Le sénateur Jean-Pierre Bemba à la Haye.

La Cour pénale internationale (CPI) annonce que ce vendredi 8 juin 2018, sa Chambre d’appel tiendra une audience publique dans l’affaire Le Procureur c. Jean-Pierre Bemba Gombo au siège de la Cour à La Haye, au Pays-Bas. Cette audience portera sur les jugements de cette chambre concernant les appels à l’encontre du verdict et de la peine dans cette affaire.

En effet, le 21 mars 2016, Jean-Pierre Bemba a été déclaré coupable, en tant que chef militaire, de deux chefs de crimes contre l’humanité, meurtre et viol, ainsi que de trois chefs de crimes de guerre, à savoir meurtre, viol et pillage, commis en République centrafricaine entre octobre 2002 et mars 2003. Le 21 juin 2016, la Chambre de première instance III a condamné Bemba à 18 ans d’emprisonnement, verdict et peine dont Bemba avait fait appel.
Karine Bonneau dirige le bureau Justice internationale à la FIDH n’exclut pas sa libération, mais reste prudente. « Si les juges ne confirment pas la culpabilité pour crime contre l’humanité et crime de guerre, c’est effectivement envisageable. Si les juges confirment la décision de première instance, Jean-Pierre Bemba restera plus longtemps en détention, parce que des crimes de viol, de meurtre, de pillage c’est une condamnation plus forte. Et puis il y a une autre étape qui est aussi celle des réparations. Les juges, après l’appel de vendredi, vont devoir décider des mesures de réparation pour les victimes. Et il serait assez choquant que Jean-Pierre Bemba puisse sortir de prison avant même que des formes de réparation soient définies pour les victimes », a-t-elle dit dans une interview accordée à RFI.


« Les juges vont rendre cet arrêt conformément au Statut de Rome, après avoir entendu les arguments de chacune des parties qui ont interjeté appel. Mais il n’y a aucune influence qui peut être exercée sur les juges de la Cour pénale internationale, libre à chacun de faire des déclarations, d’émettre des opinions.
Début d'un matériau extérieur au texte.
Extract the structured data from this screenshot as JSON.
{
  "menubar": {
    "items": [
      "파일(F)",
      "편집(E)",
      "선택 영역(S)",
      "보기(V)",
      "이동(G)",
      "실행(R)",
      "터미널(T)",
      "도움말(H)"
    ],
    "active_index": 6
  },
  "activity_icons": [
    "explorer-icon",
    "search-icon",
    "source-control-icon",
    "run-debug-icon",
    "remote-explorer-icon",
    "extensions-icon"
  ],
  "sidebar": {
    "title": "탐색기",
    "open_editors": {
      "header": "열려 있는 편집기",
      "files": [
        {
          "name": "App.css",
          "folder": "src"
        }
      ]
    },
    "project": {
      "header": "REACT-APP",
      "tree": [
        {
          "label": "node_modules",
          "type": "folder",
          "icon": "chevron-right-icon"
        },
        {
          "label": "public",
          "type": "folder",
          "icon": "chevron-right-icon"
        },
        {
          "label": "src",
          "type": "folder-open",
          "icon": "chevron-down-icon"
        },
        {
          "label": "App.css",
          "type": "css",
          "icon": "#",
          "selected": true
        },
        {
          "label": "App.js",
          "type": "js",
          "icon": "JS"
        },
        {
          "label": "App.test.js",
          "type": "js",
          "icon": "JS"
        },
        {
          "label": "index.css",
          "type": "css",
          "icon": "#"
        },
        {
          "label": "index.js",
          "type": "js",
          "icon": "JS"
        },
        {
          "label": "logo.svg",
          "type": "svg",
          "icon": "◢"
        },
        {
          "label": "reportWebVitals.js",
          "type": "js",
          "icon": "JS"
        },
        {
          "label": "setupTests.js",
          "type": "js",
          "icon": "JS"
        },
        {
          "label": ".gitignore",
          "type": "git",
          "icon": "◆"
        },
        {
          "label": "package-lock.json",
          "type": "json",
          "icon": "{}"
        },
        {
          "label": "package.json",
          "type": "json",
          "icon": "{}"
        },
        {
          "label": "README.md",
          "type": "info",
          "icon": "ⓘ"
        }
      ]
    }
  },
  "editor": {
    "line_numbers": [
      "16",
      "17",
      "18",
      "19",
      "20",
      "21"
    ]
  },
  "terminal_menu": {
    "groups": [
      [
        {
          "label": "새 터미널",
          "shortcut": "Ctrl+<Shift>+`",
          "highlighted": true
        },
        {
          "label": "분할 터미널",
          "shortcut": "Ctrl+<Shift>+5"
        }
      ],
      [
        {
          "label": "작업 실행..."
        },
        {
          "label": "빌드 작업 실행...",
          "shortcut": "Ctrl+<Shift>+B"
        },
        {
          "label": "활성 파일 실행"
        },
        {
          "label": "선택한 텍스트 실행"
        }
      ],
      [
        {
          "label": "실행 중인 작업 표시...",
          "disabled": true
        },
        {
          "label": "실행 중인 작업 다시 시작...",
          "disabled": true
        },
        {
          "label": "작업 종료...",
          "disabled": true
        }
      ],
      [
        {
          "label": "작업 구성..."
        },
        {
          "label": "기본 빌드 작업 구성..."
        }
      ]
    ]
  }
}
Mais l’arrêt que nous attendons le 8 juin sera rendu par la Cour en toute indépendance, sans aucune interférence », avait précisé Patrick Tshibuyi, Chargé de la sensibilisation au bureau de la Cour pénale internationale/ RDC au cours de la conférence de presse de la MONUSCO le mercredi dernier. Il réagissait à une question sur la probabilité de libération du président du MLC.